What can I say? I'm an addict. I simply don't understand people who can't stand perfume - you might as well say you don't like food, or don't like reading. People who can exist in such states are simply incomprehensible to me. A world without beautiful, extravagantly artificial, smells would not be worth living in. I always ache for the courts of Heian Japan, when the concubines would sit around having incense smelling parties (when they weren't having moon viewing parties, or peony observing parties).
These days, of course, I get my olfactory kicks from the more expensive design houses. But I have to confess that I still love - and yearn for - the more down-market aromas of my childhood.

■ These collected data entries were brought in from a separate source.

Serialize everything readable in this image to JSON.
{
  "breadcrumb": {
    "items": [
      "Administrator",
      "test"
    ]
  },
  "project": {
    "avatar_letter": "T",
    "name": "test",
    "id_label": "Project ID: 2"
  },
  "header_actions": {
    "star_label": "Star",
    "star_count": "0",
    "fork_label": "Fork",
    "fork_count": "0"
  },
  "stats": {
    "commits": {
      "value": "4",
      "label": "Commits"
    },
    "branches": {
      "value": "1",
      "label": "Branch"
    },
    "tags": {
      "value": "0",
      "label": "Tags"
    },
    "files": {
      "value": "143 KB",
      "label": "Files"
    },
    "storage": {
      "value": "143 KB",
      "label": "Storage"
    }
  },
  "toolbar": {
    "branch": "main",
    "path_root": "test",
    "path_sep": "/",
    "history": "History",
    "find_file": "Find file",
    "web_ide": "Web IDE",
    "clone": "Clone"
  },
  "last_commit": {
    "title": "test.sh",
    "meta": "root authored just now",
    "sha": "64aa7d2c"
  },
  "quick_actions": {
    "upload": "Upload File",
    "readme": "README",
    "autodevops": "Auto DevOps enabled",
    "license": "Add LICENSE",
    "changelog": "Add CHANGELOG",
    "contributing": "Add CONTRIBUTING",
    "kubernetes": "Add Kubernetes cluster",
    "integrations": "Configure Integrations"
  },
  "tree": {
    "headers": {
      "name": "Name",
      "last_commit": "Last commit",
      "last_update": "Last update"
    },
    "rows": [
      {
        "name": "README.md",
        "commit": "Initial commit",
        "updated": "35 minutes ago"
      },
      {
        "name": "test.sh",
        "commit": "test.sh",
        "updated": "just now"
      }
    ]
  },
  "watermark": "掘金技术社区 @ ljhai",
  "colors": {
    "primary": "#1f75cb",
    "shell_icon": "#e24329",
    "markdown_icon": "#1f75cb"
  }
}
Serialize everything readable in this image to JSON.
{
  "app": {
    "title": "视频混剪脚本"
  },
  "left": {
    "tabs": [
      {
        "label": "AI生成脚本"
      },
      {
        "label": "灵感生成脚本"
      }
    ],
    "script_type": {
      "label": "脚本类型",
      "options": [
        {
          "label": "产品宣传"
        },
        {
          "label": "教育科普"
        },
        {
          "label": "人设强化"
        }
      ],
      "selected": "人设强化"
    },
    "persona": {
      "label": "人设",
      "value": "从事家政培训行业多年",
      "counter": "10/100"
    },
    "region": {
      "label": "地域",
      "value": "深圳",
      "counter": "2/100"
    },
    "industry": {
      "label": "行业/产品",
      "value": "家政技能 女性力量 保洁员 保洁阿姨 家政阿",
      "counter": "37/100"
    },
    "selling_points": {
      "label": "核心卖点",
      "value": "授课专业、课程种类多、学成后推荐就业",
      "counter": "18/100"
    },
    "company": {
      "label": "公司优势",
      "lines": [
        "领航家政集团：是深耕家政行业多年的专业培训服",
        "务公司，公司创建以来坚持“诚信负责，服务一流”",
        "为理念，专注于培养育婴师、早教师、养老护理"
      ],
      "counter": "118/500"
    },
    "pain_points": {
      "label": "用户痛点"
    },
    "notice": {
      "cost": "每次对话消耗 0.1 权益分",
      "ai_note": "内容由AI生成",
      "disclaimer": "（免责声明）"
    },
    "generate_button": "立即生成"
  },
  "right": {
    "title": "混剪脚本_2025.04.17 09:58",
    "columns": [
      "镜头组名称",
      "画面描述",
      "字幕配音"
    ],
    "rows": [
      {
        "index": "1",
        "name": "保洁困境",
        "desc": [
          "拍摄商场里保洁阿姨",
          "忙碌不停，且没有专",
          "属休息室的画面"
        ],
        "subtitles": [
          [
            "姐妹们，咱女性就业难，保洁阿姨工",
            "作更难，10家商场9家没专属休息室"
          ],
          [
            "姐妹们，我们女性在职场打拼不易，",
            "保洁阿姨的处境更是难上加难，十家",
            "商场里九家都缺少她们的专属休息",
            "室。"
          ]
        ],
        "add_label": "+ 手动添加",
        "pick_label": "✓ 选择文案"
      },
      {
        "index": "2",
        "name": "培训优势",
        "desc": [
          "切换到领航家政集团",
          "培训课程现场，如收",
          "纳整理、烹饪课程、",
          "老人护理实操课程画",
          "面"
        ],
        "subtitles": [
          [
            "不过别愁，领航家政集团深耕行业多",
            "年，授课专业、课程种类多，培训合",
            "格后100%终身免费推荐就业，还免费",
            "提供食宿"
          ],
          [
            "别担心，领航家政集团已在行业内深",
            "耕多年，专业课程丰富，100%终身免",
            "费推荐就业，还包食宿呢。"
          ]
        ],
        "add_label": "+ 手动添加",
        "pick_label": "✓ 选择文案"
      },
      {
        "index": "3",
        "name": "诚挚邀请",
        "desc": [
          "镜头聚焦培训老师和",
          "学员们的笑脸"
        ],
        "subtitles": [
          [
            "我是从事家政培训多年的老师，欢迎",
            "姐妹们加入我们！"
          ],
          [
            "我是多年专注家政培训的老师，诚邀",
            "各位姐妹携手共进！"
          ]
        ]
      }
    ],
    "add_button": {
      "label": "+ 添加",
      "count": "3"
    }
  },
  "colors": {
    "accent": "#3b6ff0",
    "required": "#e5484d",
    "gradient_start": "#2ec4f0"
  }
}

In a really primal way I adore the smell of Johnson & Johnson's baby powder. Poor little babies are forbidden to go near it these days, of course.
My grandmother and her sisters always smelled of Tame hair conditioner and, when going to town, Cedel hairspray. More glamorous occasions called for liberal doses of Tabu, 4711 or any of the Yardley range. My mother's generation preferred Charlie, or later the canned delights of Impulse or Australis.
And of course, we must never underestimate the influence of Avon, with its delicious scents bottled in the most extraordinary containers - boys with balloons, fan-wielding geisha and small green frogs.
Men, of course, gloried in the accumulated haze of Old Spice, Brut 33 and Blue Stratos.
Smelling any of these things is enough to plunge me all the way back to the nursery, and I secretly hope the production of them will go on forever - though I fear that Tame long ago disappeared.
Comments
For me it's more flower scents, particularly cestrum nocturnum - the name is redolent enough, yes? They call it Queen of the Night in India, it's also called Night-blooming Cestrum, Lady of the Night, Night-blooming jessamine, and Night-blooming Jasmine.
A blast of cestrum through a window at night and I'm transported back to the infinite summer nights of childhood, free of stress and worry.